Piccole luci in diaspora
Ci sono bambini dalla schizofrenica esistenza, in questi giorni infarciti, perlomeno alle nostre latitudini, da alberi natalizi e vetrofanie con renne e slitte – mi pare anche di aver intravisto un’auto addobbata con tanto di corna sporgenti dai finestrini, ma potrebbe trattarsi di una mia mania di persecuzione. A scuola imparano canzoncine che hanno come protagonisti i menzionati alberi e babbi natale – perché è vero che a tre anni sono esonerati da una partecipazione attiva e diretta, il che non li sottrae però all’ascolto, nella stessa stanza, di quanto agli altri viene insegnato su questo magico periodo dell’anno, e per osmosi ne assorbono parole, ritmi, gesti, insomma quasi tutto. Poi la sera, a casa, guardano video di gan israeliani in cui loro coetanei con una coroncina a guisa di candela in testa si trasformano in una chanucchia sorridente o in un sevivon dal moto perpetuo, ed apprendono di Maccabei e miracoli, sufganiot e latkes (anzi, levivot).
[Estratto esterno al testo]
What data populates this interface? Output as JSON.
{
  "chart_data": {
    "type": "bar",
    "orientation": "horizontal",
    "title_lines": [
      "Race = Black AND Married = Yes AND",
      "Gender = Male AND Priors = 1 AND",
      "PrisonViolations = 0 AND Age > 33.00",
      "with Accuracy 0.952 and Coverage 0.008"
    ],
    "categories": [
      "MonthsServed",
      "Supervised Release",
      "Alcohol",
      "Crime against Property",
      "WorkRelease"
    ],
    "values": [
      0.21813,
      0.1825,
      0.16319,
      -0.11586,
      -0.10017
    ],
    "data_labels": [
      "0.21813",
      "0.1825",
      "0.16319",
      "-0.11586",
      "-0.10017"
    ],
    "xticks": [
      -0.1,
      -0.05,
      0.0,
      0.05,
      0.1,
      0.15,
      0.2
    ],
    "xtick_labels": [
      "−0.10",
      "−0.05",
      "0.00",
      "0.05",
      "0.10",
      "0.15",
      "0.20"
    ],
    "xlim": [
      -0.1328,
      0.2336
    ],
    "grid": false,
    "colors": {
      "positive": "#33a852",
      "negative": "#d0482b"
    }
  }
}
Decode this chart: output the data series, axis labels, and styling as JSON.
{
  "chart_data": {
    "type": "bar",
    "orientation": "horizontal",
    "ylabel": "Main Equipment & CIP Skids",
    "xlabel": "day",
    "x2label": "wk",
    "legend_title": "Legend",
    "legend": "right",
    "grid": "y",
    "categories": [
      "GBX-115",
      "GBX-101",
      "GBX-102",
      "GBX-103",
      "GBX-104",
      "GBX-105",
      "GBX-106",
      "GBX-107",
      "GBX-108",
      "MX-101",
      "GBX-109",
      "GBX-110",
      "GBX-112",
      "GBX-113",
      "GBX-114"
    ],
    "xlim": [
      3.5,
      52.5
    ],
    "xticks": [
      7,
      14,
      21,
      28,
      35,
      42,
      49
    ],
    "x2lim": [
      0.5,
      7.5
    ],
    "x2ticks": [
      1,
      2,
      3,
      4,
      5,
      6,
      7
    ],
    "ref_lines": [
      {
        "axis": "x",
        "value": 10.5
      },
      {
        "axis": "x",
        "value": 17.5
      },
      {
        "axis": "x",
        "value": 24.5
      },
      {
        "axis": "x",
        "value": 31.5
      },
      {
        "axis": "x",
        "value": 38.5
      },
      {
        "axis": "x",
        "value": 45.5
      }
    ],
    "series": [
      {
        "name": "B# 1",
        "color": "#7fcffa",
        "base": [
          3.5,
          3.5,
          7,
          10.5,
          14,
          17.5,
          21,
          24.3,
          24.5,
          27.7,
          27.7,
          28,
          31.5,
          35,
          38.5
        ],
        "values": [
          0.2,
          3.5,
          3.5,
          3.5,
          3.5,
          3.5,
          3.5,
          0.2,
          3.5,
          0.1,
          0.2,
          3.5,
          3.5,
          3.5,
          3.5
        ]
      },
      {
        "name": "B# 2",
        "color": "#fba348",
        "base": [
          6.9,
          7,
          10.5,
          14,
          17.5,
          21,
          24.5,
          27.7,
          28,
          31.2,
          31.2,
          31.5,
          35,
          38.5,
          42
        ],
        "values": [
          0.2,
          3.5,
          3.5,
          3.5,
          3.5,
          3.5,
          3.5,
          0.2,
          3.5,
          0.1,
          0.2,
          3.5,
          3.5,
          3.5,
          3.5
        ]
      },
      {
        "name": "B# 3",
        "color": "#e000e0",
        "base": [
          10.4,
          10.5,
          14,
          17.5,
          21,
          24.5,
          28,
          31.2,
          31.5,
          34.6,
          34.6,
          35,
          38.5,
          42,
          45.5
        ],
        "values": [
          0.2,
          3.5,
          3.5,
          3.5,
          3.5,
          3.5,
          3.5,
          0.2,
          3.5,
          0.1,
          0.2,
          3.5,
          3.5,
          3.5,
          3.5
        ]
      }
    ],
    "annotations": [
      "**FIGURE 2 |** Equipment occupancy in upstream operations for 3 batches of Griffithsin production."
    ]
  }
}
In queste registrazioni appaiono brevi film di animazione e spezzoni di festicciole scolastiche, insegnanti con la chitarra e recite di Chanuccà, e dall’abbigliamento, direi bambini di scuole laiche e religiose. Così, mi sono ritrovata a pensare ad una diaspora difficile non solo per le famiglie più osservanti, ma anche per quegli ebrei meno datì o persino laici, i quali però tengono a preservare la propria ebraicità – peculiarità di un popolo che ha per patrimonio una storia comune (toledot, generazioni, con la responsabilità collettiva di trasmetterla) prima che dei precetti religiosi, ed un’identità spirituale ed identitaria comune, formatasi lasciando l’Egitto da uomini liberi.
כָּל אֶחָד הוּא אוֹר קָטָן / וְכֻלָנוּ אוֹר אֵיתָן, ognuno di noi è una piccola luce / ed insieme splendiamo di luce ferma.